Objective is to find a relationship between the density with respect to gain to determine how best to calibrate the gauge.
Data Objective: I have tried to observe how well simple models like linear and log-linear regression model can be used to model the data. Various visualizations have been performed to illustrate the performance
In order to monitor the water supply from yearly snowfall, the United States Department of Agriculture (USDA) uses a gamma transmission snow gauge. These gauges are placed in areas of interest, including the Sierra Nevada Mountains, which supplies water to Northern California. The gauge determines the depth of the snowfall to provide an estimation of the volume of snow as a proxy for the amount of water that will be available for the upcoming year. In addition to the volume of snow, gamma rays are used to approximate density.

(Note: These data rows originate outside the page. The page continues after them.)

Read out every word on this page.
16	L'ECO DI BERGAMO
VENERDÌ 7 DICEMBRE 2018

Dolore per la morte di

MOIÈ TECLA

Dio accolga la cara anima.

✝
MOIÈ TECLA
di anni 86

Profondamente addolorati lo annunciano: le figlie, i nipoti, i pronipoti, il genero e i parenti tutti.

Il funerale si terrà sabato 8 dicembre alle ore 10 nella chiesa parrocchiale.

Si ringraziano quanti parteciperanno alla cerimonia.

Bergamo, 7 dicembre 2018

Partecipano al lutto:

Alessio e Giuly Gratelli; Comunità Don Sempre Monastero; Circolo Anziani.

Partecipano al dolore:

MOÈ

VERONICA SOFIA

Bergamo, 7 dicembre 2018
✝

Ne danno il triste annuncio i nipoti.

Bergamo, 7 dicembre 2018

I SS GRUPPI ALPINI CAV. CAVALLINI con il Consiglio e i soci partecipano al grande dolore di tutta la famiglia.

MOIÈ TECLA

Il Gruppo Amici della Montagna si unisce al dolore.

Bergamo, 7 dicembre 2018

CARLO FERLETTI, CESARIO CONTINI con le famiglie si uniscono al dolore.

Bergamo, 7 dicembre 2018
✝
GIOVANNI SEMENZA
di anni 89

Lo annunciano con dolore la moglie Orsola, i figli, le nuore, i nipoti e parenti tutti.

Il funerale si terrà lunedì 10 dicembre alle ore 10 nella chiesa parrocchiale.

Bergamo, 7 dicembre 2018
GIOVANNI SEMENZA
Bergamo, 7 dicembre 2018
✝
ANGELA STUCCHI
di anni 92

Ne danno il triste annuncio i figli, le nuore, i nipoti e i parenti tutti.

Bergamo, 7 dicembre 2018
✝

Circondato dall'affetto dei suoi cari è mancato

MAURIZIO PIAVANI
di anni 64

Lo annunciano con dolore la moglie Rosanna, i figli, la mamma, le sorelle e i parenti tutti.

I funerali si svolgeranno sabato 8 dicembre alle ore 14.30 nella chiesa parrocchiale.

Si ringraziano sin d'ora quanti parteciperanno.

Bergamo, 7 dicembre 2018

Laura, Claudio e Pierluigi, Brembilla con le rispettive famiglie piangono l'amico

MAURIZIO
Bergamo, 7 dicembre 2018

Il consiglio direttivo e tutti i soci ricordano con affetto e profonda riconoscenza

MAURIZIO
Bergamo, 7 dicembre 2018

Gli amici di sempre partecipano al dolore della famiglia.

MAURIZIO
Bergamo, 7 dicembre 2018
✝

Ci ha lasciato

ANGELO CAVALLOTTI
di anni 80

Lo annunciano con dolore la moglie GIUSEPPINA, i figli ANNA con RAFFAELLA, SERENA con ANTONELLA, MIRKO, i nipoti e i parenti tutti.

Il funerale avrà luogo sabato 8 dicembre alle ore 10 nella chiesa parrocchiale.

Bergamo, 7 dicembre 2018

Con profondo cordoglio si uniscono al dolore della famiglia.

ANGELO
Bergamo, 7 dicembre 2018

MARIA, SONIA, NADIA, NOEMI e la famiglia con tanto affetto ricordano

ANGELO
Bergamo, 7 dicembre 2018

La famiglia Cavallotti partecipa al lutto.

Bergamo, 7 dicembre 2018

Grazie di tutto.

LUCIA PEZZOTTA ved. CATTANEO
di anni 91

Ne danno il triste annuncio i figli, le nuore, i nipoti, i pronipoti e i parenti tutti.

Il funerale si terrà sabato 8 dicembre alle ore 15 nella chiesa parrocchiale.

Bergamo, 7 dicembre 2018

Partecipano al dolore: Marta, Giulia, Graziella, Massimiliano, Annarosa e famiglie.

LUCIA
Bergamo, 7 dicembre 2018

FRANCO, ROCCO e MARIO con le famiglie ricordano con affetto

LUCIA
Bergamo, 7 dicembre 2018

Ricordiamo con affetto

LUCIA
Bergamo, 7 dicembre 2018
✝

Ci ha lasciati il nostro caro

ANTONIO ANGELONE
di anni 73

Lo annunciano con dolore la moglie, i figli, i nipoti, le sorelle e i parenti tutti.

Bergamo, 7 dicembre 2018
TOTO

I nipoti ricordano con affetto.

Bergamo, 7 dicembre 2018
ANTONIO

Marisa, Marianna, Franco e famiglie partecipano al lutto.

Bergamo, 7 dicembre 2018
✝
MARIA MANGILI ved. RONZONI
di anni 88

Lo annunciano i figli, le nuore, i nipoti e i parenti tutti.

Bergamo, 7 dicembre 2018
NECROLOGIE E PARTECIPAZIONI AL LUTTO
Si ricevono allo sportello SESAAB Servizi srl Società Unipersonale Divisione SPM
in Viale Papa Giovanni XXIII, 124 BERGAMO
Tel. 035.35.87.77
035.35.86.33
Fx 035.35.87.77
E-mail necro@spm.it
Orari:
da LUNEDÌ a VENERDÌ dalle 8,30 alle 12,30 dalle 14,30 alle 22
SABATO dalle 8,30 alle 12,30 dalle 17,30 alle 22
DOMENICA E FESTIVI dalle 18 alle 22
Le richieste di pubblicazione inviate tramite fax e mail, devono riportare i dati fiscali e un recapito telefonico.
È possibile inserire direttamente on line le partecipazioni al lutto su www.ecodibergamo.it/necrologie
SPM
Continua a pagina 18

In order to monitor the water supply from yearly snowfall, the United States Department of Agriculture (USDA) uses a gamma transmission snow gauge. These gauges are placed in areas of interest, including the Sierra Nevada Mountains, which supplies water to Northern California. The gauge determines the depth of the snowfall to provide an estimation of the volume of snow as a proxy for the amount of water that will be available for the upcoming year. In addition to the volume of snow, gamma rays are used to approximate density. In such gauges gamma ray emissions are sent to penetrate the snow and converted to a density measurement once a return signal is received. However, as the gauge ages, calibration is required to maintain a level of accuracy in gamma ray readings.
This data is provided by the USDA during one of their calibration sessions in the Sierra Nevada. For our gauge model, different blocks of polyethylene with known densities are placed between the emitting rod and the receiver rod for the gauge. As gamma rays pass through the polyethylene blocks, the gamma ray may be absorbed, bounce away from the receiver rod, or pass through the block to the receiver rod. For each block, 30 measurements are taken, and the middle 10 are reported in the dataset; the measurement from the gauge is called ”gain.” There were 9 blocks in total.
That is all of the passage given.